Dans la plupart des pays développés les gisements d’efficacité énergétique sont les transports et le bâtiment. En France par exemple, sur un total national de 374 millions de tonnes CO2 chaque année, les transports émettent 130 millions de tonnes, et le secteur résidentiel et tertiaire 88 millions. Au Maroc, l’ADEREE estime que le bâtiment génère 36% des émissions de CO2
Mais, dans ces secteurs, les consommations d’énergie sont diffuses. Dans l’industrie, les consommations sont plus concentrées, notamment dans la sidérurgie, la cimenterie et les industries lourdes. Ces secteurs sont très sensibles aux prix de l’énergie. Ils ont donc un intérêt particulier à réduire leur consommation.

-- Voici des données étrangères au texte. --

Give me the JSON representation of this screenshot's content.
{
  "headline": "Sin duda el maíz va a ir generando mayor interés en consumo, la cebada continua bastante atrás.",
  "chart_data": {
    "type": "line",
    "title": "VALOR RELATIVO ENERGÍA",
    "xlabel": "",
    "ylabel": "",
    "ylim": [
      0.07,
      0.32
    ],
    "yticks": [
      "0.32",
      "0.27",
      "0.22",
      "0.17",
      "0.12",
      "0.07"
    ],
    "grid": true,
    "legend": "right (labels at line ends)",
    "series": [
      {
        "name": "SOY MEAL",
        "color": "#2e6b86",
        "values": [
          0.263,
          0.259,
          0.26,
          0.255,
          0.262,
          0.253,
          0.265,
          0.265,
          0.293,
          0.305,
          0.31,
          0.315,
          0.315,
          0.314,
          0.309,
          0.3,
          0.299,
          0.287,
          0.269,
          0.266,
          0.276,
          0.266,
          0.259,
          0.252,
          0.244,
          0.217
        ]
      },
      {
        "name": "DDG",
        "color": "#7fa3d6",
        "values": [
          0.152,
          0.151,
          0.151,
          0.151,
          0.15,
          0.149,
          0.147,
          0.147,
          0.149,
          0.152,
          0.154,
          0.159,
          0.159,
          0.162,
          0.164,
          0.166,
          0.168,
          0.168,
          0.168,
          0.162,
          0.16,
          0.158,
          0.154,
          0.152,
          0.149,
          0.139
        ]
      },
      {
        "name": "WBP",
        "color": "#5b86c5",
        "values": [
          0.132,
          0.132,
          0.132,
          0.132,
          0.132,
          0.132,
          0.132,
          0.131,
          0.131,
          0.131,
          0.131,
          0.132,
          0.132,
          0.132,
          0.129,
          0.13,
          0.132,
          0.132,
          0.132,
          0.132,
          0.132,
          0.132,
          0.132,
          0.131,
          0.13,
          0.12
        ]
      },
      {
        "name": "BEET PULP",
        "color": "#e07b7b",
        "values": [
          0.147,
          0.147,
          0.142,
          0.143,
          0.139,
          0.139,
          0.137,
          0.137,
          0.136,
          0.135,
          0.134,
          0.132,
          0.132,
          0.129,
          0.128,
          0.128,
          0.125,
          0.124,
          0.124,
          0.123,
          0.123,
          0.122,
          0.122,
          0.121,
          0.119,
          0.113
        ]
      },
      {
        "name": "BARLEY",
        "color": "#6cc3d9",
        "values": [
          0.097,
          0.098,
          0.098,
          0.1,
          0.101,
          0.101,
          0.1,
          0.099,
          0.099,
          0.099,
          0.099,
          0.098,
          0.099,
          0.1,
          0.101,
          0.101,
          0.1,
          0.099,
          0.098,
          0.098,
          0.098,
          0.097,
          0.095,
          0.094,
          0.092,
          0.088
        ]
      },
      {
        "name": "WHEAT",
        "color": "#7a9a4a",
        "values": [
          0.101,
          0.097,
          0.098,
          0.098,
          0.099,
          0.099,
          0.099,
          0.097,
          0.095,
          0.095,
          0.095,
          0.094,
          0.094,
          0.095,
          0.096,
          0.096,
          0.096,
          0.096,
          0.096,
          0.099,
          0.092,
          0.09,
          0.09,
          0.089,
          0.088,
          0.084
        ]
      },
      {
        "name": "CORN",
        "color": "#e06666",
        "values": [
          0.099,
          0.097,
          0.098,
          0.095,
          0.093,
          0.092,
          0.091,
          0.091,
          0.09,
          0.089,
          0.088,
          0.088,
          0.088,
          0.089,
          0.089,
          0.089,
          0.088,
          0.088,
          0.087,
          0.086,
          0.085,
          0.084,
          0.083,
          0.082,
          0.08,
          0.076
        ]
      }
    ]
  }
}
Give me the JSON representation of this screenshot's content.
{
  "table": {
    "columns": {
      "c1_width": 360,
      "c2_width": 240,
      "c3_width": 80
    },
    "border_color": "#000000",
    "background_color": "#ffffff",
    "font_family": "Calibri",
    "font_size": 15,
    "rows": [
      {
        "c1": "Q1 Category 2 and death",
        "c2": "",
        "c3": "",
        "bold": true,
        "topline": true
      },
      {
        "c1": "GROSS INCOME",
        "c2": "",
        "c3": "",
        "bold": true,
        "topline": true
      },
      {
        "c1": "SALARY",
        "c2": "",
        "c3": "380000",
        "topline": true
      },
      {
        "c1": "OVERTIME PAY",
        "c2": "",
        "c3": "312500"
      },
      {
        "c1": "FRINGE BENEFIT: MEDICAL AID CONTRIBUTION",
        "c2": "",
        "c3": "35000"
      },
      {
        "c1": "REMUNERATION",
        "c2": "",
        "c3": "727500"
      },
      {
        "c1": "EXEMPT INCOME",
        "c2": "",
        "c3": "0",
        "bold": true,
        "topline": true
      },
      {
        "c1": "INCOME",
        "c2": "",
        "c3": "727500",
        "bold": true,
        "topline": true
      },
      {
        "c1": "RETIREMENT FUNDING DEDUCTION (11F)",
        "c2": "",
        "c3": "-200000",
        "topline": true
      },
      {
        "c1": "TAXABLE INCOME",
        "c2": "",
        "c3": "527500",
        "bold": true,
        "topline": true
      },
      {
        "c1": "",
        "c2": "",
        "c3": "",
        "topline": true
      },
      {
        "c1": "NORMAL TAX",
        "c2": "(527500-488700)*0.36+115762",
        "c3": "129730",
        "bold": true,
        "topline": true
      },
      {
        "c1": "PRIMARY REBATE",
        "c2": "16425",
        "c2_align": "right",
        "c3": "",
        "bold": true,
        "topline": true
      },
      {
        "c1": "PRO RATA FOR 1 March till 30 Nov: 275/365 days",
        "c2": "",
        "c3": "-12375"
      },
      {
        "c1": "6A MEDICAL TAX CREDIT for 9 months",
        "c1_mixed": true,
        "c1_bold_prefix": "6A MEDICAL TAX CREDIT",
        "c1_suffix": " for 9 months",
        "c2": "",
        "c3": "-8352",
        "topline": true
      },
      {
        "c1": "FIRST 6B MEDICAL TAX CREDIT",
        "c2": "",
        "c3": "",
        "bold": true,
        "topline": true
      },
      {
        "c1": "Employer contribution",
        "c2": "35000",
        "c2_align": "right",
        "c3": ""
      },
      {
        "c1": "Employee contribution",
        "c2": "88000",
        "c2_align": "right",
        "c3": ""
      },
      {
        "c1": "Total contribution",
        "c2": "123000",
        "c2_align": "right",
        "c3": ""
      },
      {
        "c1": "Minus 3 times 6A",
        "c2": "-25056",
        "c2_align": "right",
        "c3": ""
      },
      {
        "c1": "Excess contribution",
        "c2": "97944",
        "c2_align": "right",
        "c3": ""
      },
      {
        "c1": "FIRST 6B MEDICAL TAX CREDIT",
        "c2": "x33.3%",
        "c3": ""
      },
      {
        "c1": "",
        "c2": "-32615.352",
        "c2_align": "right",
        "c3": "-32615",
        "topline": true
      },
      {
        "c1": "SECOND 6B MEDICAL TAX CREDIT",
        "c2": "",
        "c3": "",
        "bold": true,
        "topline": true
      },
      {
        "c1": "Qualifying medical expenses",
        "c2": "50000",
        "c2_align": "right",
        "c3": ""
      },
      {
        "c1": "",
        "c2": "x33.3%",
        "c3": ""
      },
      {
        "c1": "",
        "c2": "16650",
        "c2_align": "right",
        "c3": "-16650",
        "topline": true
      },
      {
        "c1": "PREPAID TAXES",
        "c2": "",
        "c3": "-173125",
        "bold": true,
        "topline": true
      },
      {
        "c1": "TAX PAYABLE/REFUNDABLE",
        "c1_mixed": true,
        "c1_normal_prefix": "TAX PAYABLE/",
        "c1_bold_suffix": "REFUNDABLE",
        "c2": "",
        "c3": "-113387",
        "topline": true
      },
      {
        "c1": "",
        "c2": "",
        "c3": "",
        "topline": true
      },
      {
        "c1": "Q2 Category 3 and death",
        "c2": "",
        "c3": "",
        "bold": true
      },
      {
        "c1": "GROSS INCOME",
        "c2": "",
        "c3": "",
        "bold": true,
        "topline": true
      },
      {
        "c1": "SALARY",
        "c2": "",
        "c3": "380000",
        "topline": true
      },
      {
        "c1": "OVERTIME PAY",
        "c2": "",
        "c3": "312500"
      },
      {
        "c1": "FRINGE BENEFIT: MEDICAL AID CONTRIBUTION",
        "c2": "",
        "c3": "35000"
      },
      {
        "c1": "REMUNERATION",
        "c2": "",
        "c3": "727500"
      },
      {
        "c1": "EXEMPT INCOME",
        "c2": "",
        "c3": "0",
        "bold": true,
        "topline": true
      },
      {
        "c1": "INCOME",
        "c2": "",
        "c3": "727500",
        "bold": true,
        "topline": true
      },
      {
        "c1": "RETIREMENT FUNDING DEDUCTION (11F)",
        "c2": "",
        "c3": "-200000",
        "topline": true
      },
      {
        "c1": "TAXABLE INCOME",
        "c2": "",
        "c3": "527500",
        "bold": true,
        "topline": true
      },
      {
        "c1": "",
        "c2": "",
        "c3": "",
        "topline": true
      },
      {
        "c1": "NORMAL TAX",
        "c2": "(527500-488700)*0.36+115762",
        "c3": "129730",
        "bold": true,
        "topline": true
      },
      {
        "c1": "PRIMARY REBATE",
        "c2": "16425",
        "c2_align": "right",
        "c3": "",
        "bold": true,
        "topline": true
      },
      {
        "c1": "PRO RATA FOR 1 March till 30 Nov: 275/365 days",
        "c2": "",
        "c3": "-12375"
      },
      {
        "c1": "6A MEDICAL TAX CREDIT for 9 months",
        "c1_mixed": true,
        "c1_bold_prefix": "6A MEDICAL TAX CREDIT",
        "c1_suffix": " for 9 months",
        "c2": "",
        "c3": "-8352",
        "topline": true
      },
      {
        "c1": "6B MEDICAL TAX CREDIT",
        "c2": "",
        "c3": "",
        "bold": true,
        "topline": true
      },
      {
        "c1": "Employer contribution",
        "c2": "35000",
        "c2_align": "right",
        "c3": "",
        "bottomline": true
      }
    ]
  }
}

Un autre levier reste de mobiliser collectivement nos concitoyens en faveur de nouvelles habitudes dans nos pratiques fondamentales, dans le cadre d’interactions avec les industriels et les autorités. Par exemple, les transports comportent trois axes d’action : l’amélioration du véhicule, le développement de carburants alternatifs, et enfin les évolutions organisationnelles de mobilité.
Dans le bâtiment, la production de chaleur d’origine renouvelable représente un potentiel très important, notamment avec l’énergie solaire pour la production d’eau chaude sanitaire, mais aussi le chauffage des locaux par des dispositifs actifs (capteurs et stockage) ou passifs (mis en jeu par la conception des constructions). A plus grande échelle, celle du quartier ou pour des bâtiments d’une certaine taille, la géothermie représente une option. Enfin, l’isolation par l’extérieur constitue la principale option pour parvenir à une efficacité énergétique de haut niveau mais elle n’est pas toujours applicable dans les bâtiments anciens.
Le dernier grand levier reste celui des comportements, non pas dans la culpabilisation mais dans l’incitation positive. Les comportements plus économes en énergie ne sont pas seulement une question d’apprentissage et de responsabilisation, mais aussi d’aménagement des espaces, d’incitations, d’opportunités.
Le partage et la mutualisation d’équipements sont des réflexes qui ne vont pas de soi mais qui offrent des pistes très sérieuses d’économies. Prenons l’exemple de la consommation d’énergie. L’un des problèmes posés par la consommation d’énergie électrique sont les pics de consommation, qui obligent à mobiliser des sources d’énergie carbonée. Il est crucial de travailler à lisser ces pics. Sur cette base, on peut en outre travailler à améliorer la gestion locale de l’électricité, en valorisant au maximum ce qui est produit sur place, en usant de courant continu afin de réduire les pertes, voire en stockant sur le site à l’aide de volants d’inertie ou d’autres dispositifs de stockage…
Par exemple, les réseaux intelligents devraient permettre à terme de mieux intégrer l’électricité produite localement à partir de sources intermittentes (solaire, éolien). Ces instruments peuvent susciter des résistances. Les compteurs intelligents peuvent être ressentis comme une intrusion. Ces dispositifs, pour être efficaces, ont besoin d’historiques de données, dont la collecte peut représenter une gêne pour les usagers à moins que le gain possible soit important et perceptible.